Ainsi, pour les majeurs en tutelle, les actes passés postérieurement au jugement d’ouverture de la tutelle sont nuls de plein droit. S’agissant de leurs actes antérieurs audit jugement, ils peuvent être annulés si la cause qui a déterminé l’adoption de la mesure existait notoirement à l’époque où ils ont été faits[7].

Pour les majeurs mis en curatelle, lorsqu’ils ont fait seuls un acte pour lequel l’assistance du curateur était requise, ils peuvent, eux-mêmes ou le curateur, en demander l’annulation. Toutefois, cette action en nullité s’éteint dans un délai de cinq ans. De plus, toute signification faite à un majeur en curatelle est nulle, sous réserve d’une notification additionnelle au curateur[8].

2.2 Les incompatibilités

Le Code minier ne prévoit aucune disposition sur les incompatibilités en matière d’obtention de titres miniers. Au regard de la Constitution, il est intéressant de noter que les fonctions de ministres sont notamment incompatibles avec l’exercice de toute activité professionnelle à l’exception des activités agricoles, culturelles, de conseiller local, d’enseignement et de recherche[9]. Si les activités agricoles sont donc autorisées, l’exercice des activités minières sont donc exclues pour les ministres.

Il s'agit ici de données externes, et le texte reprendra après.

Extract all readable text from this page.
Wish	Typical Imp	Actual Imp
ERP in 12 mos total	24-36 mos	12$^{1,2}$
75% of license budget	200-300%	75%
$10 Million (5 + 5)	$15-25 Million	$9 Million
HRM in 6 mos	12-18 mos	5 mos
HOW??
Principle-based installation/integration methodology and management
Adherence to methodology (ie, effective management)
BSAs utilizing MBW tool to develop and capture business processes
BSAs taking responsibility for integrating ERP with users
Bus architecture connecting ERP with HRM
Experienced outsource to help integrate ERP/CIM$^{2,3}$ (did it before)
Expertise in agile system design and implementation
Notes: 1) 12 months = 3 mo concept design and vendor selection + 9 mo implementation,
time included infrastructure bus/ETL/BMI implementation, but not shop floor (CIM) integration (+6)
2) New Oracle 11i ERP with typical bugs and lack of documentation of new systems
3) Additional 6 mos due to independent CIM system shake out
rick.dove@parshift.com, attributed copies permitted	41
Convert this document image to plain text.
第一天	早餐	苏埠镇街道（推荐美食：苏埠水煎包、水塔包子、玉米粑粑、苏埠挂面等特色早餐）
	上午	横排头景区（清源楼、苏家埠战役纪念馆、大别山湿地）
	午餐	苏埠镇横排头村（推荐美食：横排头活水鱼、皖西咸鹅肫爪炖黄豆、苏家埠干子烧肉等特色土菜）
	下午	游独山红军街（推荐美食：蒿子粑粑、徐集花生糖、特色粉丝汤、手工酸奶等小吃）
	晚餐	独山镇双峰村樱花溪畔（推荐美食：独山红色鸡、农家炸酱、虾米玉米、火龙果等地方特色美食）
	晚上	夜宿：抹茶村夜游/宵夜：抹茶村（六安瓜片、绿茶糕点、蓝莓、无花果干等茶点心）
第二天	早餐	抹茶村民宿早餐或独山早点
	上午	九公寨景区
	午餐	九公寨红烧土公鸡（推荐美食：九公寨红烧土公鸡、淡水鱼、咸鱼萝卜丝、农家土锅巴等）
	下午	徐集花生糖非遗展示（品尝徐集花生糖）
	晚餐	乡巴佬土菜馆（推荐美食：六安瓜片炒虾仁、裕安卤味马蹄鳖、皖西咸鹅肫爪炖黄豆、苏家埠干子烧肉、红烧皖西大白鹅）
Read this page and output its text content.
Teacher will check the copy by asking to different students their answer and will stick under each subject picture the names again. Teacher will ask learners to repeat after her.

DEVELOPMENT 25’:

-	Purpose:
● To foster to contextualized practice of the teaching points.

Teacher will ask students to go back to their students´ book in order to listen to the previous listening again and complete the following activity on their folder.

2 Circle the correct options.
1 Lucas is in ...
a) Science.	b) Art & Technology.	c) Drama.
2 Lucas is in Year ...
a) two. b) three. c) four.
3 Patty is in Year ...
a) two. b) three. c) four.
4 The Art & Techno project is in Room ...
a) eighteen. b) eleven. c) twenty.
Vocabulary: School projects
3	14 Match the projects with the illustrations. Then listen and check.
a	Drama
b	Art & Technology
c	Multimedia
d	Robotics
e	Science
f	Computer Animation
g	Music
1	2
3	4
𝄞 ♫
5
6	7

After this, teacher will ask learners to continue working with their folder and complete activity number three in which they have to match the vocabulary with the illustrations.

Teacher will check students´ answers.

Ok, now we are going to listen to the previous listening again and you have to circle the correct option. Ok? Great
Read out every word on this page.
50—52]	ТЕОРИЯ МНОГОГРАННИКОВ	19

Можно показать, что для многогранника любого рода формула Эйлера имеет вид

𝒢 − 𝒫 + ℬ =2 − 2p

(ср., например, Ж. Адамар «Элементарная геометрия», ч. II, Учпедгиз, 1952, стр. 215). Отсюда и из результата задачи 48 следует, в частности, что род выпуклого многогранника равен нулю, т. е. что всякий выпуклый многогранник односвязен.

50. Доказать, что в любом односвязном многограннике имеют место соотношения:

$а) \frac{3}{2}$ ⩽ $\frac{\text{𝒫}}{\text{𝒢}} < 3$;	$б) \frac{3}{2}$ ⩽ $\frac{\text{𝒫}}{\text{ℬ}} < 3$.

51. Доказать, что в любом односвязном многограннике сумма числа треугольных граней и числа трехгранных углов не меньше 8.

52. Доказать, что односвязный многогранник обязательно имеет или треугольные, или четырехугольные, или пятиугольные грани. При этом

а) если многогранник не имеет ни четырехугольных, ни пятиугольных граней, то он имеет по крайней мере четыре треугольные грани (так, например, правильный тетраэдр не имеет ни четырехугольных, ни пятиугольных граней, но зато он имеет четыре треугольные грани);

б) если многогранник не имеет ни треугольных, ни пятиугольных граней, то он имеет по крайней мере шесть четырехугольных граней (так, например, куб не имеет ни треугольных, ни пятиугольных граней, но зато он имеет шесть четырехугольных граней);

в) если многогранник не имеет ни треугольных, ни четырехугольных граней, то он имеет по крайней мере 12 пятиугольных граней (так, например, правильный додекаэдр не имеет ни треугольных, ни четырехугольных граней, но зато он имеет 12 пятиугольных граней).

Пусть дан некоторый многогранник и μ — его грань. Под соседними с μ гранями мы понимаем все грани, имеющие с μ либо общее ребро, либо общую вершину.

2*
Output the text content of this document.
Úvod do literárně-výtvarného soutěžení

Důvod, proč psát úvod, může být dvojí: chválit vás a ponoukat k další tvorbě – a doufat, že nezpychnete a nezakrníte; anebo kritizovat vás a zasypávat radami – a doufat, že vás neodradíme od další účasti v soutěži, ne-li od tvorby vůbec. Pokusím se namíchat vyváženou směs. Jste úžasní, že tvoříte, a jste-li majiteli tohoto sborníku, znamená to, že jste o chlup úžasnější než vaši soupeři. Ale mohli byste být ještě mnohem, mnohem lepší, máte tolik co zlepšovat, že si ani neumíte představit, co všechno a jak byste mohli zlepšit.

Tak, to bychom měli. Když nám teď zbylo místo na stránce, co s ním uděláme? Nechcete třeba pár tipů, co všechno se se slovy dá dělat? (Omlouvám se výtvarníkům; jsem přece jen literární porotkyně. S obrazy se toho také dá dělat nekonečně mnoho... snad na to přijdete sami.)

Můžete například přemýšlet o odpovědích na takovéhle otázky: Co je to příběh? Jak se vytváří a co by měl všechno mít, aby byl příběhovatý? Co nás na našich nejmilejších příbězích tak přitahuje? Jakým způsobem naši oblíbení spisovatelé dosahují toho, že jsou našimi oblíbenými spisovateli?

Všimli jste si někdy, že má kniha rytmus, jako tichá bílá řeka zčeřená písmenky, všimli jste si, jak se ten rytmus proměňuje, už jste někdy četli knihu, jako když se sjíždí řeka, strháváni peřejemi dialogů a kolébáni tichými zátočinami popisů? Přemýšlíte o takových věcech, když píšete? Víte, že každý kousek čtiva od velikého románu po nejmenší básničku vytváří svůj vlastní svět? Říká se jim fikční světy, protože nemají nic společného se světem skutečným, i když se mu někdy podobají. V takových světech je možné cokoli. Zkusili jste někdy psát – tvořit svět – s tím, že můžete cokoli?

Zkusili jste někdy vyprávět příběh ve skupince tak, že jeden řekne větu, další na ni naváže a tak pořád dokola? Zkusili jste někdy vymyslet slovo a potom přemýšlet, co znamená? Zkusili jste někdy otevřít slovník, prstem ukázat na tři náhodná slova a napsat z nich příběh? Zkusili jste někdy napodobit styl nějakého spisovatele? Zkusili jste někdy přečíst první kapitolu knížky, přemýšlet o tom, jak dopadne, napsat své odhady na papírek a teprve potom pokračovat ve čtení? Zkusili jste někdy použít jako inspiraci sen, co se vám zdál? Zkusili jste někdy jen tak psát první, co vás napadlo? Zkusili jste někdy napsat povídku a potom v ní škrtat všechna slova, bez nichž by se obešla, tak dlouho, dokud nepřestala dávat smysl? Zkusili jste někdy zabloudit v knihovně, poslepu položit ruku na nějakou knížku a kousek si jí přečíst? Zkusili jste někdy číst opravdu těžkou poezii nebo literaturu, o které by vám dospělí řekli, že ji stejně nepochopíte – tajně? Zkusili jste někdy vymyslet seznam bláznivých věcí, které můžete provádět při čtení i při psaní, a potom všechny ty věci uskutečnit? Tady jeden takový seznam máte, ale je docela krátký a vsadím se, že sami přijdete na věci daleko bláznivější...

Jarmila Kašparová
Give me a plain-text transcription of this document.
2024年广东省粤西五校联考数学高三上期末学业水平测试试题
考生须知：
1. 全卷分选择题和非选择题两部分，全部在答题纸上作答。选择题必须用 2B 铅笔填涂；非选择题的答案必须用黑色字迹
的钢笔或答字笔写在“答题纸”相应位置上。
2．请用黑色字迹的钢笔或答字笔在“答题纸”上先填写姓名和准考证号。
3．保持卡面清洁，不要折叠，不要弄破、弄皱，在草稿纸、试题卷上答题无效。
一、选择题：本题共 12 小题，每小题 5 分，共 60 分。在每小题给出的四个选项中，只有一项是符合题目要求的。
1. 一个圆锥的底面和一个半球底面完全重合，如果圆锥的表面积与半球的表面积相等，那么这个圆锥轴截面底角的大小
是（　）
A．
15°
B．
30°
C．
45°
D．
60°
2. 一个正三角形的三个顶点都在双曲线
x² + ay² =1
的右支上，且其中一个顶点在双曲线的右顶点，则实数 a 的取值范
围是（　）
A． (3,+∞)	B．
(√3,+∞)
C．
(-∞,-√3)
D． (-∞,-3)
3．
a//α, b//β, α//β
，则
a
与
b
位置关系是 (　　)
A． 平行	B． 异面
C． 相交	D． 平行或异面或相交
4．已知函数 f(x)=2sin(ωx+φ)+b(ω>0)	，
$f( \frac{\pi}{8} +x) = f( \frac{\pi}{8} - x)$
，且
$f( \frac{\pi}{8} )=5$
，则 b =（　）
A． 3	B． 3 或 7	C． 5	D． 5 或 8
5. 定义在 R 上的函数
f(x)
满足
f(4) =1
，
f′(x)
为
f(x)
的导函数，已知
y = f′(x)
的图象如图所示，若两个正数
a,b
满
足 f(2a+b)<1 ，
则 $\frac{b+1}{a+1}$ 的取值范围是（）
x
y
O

  1. La condamnation à des peines privatives des droits à l’exercice des activités industrielles et commerciales

Au titre de l’article 10 du Code minier, tout demandeur de titre minier « ne doit pas (…) faire l’objet de condamnation à des peines privatives des droits à l’exercice des activités industrielles et commerciales ». Cette disposition parait avantageuse aux investisseurs miniers dans la mesure où ne semblent pas prises en compte d’éventuelles condamnations dans un passé récent.

Cependant, l’article 138 du Code minier accorde à l’administration le pouvoir discrétionnaire de refuser, pendant une période de cinq ans, toute nouvelle délivrance de titre minier à tout explorateur ou exploitant des mines ou des carrières ayant fait l’objet d’une condamnation à une peine correctionnelle pour inexécution de ses obligations.

Par ailleurs, la qualification  de "condamnation à des peines privatives des droits à l’exercice des activités industrielles et commerciales" semble assez large. Il pourrait s’agir des  infractions prévues par le Code minier, par la législation environnementale ou encore par les Actes Uniformes de l’OHADA.

Une telle rédaction, pour le moins imprécise, met à mal la sécurité juridique et peut constituer un nid à contentieux. Elle pourrait conduire à un manque  d’objectivité dans l’appréciation, par l’administration, de cette disposition. Il est par conséquent souhaitable que  soient clarifiés le contenu et l’étendue des peines privatives des droits à l’exercice des activités industrielles et commerciales.